Special Considerations

  • Use in Elderly Patients with Dementia: Increased risk of cerebrovascular events and mortality; haloperidol should be used only when clearly necessary and at the lowest effective dose.
  • Long-Acting Injectable Formulations: Available for maintenance therapy in chronic psychotic disorders; useful for patients with poor adherence to oral medication.
  • Management of Overdose: Symptoms may include severe sedation, hypotension, extrapyramidal effects, and cardiac arrhythmias. Treatment involves supportive care, monitoring, and, in severe cases, administration of antidotes such as benzodiazepines for agitation or anticholinergics for dystonia.

References

  1. Stahl SM. Stahl’s Essential Psychopharmacology: Neuroscientific Basis and Practical Applications. 5th ed. Cambridge: Cambridge University Press; 2013.

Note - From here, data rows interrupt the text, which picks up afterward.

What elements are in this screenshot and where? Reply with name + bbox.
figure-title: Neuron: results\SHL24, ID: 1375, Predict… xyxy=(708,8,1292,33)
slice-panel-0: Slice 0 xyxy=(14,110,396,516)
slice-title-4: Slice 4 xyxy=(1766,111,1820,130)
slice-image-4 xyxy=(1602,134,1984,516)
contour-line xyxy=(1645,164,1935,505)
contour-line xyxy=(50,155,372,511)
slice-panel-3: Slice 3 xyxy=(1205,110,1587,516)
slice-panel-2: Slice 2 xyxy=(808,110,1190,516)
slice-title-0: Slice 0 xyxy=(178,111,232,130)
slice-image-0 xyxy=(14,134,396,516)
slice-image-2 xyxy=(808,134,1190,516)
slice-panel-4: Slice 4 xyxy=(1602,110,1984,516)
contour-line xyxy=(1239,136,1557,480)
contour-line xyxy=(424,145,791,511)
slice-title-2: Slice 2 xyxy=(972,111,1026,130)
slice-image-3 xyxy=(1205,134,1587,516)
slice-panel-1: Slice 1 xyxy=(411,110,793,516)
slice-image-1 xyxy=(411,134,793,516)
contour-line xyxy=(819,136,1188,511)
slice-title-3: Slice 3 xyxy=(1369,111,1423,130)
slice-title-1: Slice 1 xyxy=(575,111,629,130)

  2. Kaplan HI, Sadock BJ, Ruiz P. Kaplan and Sadock’s Synopsis of Psychiatry: Behavioral Sciences/Clinical Psychiatry. 12th ed. Philadelphia: Wolters Kluwer; 2020.

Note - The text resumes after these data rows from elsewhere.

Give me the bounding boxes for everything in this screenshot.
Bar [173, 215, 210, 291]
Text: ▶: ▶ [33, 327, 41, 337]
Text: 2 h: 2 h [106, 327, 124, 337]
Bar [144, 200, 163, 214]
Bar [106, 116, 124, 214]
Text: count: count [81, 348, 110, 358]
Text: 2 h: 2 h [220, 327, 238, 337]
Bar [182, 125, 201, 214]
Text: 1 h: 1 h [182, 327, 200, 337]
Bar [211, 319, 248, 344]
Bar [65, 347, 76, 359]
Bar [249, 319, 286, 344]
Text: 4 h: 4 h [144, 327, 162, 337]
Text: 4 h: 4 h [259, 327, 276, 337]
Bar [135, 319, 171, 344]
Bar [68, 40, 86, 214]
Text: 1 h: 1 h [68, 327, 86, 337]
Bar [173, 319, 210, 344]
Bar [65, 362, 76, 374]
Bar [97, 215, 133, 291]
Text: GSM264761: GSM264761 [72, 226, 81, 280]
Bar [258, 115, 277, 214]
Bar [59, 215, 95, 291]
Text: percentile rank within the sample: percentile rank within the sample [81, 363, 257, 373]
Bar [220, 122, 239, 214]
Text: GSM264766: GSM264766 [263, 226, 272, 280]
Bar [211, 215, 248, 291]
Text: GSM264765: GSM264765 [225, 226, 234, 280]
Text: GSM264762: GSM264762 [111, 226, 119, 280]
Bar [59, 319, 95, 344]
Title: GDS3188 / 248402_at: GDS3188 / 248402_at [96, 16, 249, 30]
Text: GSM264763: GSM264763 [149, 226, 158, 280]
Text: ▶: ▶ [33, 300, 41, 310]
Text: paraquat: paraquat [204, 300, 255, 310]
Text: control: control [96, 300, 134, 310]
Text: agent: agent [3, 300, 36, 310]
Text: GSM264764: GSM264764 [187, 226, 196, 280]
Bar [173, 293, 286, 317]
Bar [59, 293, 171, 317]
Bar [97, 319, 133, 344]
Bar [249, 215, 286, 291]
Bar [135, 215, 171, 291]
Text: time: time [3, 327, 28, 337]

  3. Cutler NR, Sramek JJ, Doraiswamy PM. Clinical Handbook of Psychotropic Drugs. 23rd ed. North Tonawanda: Hogrefe Publishing; 2021.
  4. Brunton LL, Hilal-Dandan R, Knollmann BC. Goodman & Gilman’s: The Pharmacological Basis of Therapeutics. 14th ed. New York: McGraw-Hill; 2021.
  5. Mauri MC, Paletta S, Di Pace C, et al. Clinical pharmacology of haloperidol. CNS Drugs. 2018;32(2):107-123.
  6. van der Heijden FMMA, et al. Haloperidol in the treatment of acute psychosis: efficacy and safety considerations. Expert Opin Drug Saf. 2019;18(7):595-607.
  7. American Psychiatric Association. Practice Guideline for the Treatment of Patients With Schizophrenia. 3rd ed. Washington, DC: APA; 2021.